Coincidentally, this is Irons' second project with Allen in recent months. After both actors had signed on for "Impressionism," Irons was cast opposite Allen in a biopic about Georgia O'Keeffe that will air on Lifetime Television later this year.

Irons played O'Keeffe's husband, photographer Alfred Stieglitz, who had a tumultuous relationship with the painter.

The movie was filmed in the last months of 2008, almost immediately before rehearsals began for "Impressionism" in New York. Allen and Irons had never worked together, so the prospect of two back-to-back projects stirred some anxiety in the actors and O'Brien. "I thought, 'What if it ignites? What happens if they loathe one another? What in the world am I going to do?"' O'Brien recalled.

"I think everybody was a little bit nervous," Irons said. "But in fact we got on very well."

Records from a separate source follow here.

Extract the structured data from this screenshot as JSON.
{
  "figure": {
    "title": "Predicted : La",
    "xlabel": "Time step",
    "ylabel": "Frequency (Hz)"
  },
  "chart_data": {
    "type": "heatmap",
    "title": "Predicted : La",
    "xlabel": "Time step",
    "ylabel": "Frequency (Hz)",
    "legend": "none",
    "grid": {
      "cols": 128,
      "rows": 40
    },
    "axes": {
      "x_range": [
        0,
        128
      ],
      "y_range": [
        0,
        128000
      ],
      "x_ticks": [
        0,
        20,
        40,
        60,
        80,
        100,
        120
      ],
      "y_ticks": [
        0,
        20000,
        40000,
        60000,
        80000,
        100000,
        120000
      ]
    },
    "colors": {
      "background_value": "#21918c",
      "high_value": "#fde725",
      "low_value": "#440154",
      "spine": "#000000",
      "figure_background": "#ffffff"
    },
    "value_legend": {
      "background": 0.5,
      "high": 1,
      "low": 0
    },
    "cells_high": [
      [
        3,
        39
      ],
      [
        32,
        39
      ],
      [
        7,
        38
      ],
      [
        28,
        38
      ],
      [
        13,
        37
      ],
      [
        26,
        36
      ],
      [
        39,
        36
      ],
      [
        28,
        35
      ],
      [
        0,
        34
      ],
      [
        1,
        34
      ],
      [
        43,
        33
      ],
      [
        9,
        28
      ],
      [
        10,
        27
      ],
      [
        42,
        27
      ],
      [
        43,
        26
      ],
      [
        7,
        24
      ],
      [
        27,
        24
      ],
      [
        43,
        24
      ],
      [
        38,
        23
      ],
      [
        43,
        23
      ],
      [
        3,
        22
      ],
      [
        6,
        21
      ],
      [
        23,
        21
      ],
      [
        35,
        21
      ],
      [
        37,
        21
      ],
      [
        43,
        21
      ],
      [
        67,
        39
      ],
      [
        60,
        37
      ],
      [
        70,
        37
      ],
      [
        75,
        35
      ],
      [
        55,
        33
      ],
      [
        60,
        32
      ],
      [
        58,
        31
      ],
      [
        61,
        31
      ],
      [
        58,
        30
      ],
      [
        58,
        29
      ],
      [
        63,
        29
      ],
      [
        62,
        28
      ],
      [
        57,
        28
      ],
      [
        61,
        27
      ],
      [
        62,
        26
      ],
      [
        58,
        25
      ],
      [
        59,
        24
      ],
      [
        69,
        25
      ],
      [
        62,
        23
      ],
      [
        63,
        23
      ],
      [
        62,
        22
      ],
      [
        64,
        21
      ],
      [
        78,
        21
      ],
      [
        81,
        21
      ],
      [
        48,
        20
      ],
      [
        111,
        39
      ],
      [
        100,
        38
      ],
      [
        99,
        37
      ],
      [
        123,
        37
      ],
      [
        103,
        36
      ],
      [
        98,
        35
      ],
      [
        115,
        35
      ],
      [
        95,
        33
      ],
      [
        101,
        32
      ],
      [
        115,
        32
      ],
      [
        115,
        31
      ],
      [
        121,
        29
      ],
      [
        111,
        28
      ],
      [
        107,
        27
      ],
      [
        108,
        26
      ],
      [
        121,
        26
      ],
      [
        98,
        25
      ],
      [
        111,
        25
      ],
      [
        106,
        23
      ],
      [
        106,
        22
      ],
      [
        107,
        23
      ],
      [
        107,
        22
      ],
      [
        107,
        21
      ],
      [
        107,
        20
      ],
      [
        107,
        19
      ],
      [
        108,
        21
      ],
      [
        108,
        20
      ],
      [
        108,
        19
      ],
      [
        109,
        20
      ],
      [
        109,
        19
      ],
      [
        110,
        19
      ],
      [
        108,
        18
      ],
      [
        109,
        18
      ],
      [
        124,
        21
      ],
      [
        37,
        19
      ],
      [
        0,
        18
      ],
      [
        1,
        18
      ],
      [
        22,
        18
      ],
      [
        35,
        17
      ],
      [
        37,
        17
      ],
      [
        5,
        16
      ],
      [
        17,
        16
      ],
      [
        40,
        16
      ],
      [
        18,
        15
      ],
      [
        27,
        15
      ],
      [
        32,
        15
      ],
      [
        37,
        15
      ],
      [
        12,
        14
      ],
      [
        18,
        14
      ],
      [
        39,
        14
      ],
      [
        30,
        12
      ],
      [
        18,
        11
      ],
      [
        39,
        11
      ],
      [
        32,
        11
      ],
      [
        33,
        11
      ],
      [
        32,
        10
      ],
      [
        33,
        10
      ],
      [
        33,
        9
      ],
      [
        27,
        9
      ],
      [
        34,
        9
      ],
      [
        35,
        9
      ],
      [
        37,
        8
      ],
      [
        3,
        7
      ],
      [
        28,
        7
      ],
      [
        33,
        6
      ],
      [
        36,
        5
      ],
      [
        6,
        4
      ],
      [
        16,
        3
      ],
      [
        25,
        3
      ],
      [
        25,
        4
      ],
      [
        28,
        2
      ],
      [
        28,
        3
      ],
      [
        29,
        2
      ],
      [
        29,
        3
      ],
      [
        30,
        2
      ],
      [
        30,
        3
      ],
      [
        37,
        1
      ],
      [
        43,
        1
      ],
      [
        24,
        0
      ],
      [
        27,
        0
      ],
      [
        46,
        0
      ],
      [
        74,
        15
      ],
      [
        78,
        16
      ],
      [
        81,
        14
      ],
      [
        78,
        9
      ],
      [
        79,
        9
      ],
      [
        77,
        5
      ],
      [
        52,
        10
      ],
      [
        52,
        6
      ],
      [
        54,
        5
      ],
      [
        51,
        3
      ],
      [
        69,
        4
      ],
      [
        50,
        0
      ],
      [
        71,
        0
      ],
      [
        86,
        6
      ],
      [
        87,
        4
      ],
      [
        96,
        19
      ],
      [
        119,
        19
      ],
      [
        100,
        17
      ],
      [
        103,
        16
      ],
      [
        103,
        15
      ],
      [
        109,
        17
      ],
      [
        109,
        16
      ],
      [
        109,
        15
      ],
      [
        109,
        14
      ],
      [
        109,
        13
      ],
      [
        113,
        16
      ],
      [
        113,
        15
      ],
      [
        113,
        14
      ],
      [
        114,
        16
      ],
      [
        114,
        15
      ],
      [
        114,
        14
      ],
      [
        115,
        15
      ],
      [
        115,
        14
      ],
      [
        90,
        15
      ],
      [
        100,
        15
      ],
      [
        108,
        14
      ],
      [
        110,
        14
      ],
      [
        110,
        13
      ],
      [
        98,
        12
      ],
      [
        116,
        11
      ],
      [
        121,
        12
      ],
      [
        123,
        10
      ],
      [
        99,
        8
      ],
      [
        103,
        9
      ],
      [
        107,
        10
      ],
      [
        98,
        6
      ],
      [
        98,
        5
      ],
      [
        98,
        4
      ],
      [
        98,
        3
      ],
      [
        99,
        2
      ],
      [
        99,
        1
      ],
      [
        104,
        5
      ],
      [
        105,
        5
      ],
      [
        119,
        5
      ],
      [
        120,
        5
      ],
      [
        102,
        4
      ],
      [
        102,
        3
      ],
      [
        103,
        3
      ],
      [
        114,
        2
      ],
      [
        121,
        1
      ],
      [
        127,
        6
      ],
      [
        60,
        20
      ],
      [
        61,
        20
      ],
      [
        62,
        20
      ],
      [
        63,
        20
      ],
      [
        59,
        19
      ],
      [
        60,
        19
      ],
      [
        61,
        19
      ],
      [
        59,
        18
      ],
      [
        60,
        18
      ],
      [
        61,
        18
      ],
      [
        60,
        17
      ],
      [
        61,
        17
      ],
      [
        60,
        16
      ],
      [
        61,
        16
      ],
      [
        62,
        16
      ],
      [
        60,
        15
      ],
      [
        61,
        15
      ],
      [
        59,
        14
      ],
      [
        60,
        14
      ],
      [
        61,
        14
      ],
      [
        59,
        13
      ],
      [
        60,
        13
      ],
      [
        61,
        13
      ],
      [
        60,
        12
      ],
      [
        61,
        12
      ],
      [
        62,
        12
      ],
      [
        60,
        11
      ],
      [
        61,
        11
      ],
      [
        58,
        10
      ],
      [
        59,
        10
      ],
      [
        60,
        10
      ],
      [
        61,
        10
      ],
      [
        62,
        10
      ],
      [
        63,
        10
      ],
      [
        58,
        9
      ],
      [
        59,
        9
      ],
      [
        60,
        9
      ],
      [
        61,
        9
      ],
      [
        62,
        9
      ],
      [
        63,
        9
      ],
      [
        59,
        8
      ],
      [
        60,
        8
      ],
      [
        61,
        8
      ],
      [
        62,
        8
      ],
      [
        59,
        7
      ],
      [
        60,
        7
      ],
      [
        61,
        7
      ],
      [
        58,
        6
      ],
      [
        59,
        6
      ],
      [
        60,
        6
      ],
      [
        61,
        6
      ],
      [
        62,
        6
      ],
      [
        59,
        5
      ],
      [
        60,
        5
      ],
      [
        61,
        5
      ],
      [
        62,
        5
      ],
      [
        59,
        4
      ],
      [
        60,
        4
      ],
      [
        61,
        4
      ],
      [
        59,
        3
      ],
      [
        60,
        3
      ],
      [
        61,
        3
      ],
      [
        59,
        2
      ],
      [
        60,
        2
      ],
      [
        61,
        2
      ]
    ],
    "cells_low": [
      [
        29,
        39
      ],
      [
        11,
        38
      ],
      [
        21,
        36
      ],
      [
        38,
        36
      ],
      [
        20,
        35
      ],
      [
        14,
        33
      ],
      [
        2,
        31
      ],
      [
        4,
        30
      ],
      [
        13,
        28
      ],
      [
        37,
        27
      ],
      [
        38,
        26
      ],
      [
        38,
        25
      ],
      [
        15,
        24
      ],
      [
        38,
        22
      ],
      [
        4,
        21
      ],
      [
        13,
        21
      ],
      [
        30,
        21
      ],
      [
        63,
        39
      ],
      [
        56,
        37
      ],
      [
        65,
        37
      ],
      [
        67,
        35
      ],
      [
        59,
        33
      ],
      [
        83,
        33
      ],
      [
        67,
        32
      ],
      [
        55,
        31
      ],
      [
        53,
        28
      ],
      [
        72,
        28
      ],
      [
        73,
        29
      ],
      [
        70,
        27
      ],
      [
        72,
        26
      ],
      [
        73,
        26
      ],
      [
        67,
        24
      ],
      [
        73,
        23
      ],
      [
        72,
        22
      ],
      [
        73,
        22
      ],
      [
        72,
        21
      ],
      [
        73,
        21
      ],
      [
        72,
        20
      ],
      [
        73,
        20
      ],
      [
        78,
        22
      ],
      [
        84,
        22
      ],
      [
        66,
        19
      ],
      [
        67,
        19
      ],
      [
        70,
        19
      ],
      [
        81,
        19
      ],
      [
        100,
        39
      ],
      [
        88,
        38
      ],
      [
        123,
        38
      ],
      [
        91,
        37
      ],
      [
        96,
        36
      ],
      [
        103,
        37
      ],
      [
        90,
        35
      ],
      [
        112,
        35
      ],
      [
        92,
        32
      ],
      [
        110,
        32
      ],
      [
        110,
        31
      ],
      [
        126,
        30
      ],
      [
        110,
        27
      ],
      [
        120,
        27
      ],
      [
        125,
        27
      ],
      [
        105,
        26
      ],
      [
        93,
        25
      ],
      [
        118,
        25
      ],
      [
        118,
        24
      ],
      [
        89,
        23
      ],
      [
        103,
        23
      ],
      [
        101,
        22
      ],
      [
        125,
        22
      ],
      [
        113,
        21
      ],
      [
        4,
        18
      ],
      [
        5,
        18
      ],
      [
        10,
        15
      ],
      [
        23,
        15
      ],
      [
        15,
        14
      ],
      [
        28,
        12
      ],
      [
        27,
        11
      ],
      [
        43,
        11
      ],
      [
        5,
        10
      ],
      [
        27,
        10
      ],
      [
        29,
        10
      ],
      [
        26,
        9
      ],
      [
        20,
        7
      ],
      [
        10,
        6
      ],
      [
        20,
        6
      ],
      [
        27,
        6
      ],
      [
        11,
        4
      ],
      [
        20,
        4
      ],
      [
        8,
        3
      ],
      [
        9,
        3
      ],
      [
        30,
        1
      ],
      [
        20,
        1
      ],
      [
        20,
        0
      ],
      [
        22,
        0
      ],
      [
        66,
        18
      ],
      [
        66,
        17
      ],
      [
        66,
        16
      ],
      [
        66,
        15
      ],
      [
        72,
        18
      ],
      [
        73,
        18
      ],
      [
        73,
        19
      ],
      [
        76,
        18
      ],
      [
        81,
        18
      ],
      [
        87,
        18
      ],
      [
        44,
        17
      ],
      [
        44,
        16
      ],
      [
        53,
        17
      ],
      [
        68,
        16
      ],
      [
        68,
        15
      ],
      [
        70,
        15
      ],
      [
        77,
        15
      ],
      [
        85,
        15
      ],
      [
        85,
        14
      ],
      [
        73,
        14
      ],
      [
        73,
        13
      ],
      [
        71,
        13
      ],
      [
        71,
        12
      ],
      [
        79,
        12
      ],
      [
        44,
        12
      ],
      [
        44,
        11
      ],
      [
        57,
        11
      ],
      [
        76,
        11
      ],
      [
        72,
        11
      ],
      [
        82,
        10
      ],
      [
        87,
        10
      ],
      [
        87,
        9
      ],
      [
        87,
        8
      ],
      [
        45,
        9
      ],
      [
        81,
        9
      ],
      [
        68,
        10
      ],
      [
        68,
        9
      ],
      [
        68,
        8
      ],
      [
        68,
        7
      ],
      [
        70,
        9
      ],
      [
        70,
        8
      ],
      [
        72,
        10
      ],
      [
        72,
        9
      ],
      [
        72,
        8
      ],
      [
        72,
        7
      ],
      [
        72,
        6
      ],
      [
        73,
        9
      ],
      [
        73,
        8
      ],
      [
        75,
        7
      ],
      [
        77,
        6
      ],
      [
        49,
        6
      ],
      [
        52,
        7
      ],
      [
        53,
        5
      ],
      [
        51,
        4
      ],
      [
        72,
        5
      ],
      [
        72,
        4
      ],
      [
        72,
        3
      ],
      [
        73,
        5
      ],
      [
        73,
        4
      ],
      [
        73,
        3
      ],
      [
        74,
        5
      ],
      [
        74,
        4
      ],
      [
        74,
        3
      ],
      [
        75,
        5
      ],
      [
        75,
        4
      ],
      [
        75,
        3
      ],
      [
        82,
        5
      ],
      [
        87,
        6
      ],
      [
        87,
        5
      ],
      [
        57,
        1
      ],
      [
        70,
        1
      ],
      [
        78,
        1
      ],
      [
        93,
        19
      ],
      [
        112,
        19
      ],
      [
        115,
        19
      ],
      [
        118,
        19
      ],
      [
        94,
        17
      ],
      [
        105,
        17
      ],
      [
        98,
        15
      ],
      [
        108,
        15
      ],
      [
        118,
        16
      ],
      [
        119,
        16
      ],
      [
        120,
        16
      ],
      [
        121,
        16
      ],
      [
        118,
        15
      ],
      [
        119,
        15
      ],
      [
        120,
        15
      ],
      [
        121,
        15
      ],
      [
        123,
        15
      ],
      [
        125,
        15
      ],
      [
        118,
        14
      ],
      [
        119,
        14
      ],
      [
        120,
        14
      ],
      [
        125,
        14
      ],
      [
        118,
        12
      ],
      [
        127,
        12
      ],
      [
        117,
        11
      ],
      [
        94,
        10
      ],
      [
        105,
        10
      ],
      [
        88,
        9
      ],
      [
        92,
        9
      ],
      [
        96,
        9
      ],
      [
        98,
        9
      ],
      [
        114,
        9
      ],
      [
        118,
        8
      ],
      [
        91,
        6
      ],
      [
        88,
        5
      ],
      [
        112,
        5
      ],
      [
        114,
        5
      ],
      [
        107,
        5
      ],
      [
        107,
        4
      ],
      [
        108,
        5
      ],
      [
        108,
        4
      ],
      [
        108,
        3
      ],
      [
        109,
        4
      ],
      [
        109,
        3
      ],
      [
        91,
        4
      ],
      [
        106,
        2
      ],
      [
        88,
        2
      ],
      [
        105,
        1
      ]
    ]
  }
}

Both Irons and Allen attributed their chemistry onstage to their differing personalities, specifically the contrast of Allen's all-American candor with Irons' dry British wit. Their differences extend to rehearsals, where Allen said she tends to focus on her own performance, while Irons enjoys getting a hand in all facets of the production.

"I'm interested in where the lights go, why that piece of music is chosen. And I always have opinions and I've never stopped myself putting them forward," Irons said.

He acknowledged that his outspokenness may - on occasion - rub his directors and co-stars the wrong way. "It's very different from how (Allen) works," Irons said. "I always have to say to her, 'I'm sorry, I think I'm probably driving my tank onto your lawn."' For her part, Allen said Irons has "wonderful ideas," while O'Brien acknowledged that his assertiveness may threaten a less confident director.

"He's really smart," O'Brien said, "and he has enormous passion for the work and for getting it right. So if you are insecure or defensive, he's not your boy. Fortunately, I'm neither."

Not surprisingly, Irons said he would like to do more directing himself and hopes to start filming a small movie set in Ireland later this year. As for movie acting, Irons said he has also grown weary of the long process of promoting films, with the required press junkets and red carpet appearances.

"I think also as you get older - because movies are really a young man's business - there are less interesting roles," Irons added. "But there are some great roles waiting to be played in the theater."

He expects, however, to focus his stage work in London, were he starred last year in Howard Brenton's "Never So Good" at the National Theatre.

For now, he's grateful to have shared a brief period in New York with his wife, actress Sinead Cusack, who is now on tour after appearing in Shakespeare's "The Winter's Tale" and Chekhov's "The Cherry Orchard" at the Brooklyn Academy of Music this winter. The couple has two grown sons - Samuel, a photographer, and Max, an actor.

Between jobs, Irons' home is Western Ireland. Besides hunting, Irons sails, plays his guitar and has recently learned the Irish fiddle.

"I've never liked working for work's sake," Irons said. "I'm not one of these actors who has to keep working the whole time just to feel fulfilled. I have lots of other things I love doing."